Es handelt sich dabei um den Versuch des Verteidigungsministeriums, den Bereich Netzwerksicherheit als Handlungsfeld zu besetzen. Aus meiner Sicht ist das reines Machtkalkül und wenig zielführend. Der Versuch, das Feld zu militarisieren und zu „vergeheimdienstlichen“ geht am Kern des Problems vorbei: schlechte Software, mangelnde Ausbildung und fehlende Haftungsregeln für Unternehmen. Zu glauben, man könne hier mit militärischen Mitteln irgendetwas anderes als eine Eskalation bewirken, ist naiv.

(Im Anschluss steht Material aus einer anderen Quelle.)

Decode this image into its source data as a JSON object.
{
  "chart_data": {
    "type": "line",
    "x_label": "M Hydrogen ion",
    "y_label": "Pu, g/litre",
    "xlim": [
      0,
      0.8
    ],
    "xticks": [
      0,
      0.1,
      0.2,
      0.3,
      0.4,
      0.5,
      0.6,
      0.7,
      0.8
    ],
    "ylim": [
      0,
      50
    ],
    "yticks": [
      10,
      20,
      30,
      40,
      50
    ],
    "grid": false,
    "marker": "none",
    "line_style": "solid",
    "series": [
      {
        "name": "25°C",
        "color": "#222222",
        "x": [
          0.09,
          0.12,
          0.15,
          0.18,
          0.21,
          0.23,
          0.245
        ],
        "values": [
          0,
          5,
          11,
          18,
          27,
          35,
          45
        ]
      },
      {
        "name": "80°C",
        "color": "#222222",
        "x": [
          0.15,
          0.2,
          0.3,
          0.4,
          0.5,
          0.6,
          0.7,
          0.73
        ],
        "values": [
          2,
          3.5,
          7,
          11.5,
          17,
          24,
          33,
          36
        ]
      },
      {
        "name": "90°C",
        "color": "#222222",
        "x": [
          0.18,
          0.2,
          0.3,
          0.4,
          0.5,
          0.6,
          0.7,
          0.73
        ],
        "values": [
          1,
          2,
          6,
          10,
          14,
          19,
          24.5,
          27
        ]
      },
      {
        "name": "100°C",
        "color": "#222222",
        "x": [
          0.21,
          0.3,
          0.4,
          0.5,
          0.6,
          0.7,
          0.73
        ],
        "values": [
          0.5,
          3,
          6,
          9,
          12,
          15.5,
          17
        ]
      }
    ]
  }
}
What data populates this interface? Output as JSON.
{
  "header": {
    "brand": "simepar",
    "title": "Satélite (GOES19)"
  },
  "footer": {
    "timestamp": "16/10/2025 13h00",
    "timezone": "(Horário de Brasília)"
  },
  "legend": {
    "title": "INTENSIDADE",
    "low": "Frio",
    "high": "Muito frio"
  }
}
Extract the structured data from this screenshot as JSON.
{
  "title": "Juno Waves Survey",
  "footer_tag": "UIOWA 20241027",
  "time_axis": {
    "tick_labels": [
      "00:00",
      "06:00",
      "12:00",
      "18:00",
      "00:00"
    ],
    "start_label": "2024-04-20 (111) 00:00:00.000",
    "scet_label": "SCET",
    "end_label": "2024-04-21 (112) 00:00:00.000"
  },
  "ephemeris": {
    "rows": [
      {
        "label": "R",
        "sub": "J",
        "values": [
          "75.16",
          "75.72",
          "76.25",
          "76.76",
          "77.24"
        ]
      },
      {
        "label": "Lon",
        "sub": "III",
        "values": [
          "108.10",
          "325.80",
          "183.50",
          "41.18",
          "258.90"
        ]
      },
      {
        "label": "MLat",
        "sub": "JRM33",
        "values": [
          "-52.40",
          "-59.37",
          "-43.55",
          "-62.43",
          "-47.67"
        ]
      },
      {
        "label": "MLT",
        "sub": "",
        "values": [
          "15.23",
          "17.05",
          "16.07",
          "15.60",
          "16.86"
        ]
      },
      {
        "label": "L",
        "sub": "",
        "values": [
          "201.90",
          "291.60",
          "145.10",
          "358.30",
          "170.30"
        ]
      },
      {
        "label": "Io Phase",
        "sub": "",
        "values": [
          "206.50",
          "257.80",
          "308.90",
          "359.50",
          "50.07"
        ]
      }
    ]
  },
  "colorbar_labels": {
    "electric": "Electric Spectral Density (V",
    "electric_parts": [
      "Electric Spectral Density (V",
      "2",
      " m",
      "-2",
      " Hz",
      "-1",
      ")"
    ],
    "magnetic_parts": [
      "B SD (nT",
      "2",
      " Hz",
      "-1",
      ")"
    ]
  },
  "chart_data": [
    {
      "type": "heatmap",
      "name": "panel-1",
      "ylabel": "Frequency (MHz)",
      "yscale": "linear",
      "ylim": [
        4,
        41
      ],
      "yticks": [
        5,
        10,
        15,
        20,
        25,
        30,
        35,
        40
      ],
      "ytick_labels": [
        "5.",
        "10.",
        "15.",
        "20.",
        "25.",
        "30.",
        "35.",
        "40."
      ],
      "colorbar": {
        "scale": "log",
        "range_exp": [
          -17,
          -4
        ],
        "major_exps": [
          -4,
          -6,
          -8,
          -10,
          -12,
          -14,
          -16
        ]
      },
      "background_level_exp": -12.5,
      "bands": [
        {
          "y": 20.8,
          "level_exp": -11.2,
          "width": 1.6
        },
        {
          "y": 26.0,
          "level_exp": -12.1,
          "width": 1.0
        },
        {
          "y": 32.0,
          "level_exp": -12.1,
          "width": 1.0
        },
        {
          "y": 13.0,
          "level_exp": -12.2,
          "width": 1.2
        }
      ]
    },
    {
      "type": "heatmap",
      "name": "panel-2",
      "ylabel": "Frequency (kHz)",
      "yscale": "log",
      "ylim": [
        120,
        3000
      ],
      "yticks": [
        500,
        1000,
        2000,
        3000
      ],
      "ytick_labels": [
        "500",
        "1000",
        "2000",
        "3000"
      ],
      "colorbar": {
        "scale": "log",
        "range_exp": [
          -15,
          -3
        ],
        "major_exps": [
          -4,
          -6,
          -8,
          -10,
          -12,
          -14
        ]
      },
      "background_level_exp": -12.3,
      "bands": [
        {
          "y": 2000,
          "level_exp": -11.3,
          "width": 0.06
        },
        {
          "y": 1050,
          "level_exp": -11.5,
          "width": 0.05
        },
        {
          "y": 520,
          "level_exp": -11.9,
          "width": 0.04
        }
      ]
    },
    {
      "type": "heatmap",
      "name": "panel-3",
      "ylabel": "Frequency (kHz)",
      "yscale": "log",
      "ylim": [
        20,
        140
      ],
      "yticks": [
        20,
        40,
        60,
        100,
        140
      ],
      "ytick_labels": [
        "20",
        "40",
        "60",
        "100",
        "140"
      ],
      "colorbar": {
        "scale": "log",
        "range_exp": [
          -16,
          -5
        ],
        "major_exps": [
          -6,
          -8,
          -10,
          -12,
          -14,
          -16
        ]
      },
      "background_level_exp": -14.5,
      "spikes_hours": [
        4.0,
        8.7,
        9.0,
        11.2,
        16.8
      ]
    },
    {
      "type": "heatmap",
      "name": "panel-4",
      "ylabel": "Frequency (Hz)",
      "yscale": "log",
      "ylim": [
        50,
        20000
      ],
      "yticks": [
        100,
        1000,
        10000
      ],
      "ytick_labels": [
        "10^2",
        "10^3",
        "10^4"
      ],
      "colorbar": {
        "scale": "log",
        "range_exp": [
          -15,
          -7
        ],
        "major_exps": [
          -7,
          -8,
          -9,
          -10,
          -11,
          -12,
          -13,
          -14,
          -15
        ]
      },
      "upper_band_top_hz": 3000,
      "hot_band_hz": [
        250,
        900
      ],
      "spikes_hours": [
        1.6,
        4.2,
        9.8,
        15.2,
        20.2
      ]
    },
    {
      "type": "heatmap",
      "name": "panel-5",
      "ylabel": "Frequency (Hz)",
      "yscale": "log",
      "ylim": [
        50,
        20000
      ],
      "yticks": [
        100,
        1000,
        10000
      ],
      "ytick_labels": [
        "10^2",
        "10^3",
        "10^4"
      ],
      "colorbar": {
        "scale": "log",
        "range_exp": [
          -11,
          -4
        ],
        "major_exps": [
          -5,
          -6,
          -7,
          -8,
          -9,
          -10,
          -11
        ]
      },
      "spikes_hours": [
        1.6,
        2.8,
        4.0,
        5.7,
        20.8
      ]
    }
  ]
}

Die Lage fasste ein Bundeswehr-General mir gegenüber auf einer Veranstaltung treffend zusammen: „Solange ich über das Bundeswehr-Logistiksystem nicht einmal zuverlässig Toilettenpapier bestellen kann, brauche ich auch kein Cyber-Gedöns.“ Die Bundeswehr könnte sicher mehr IT-Experten vertragen, um ihre internen Probleme besser und sicherer zu lösen. Sich einzubilden, man bekäme qualifizierte Mitarbeiter, in dem man „Cyber Cyber“ auf Plakate druckt, ist jedoch einfach nur lächerlich.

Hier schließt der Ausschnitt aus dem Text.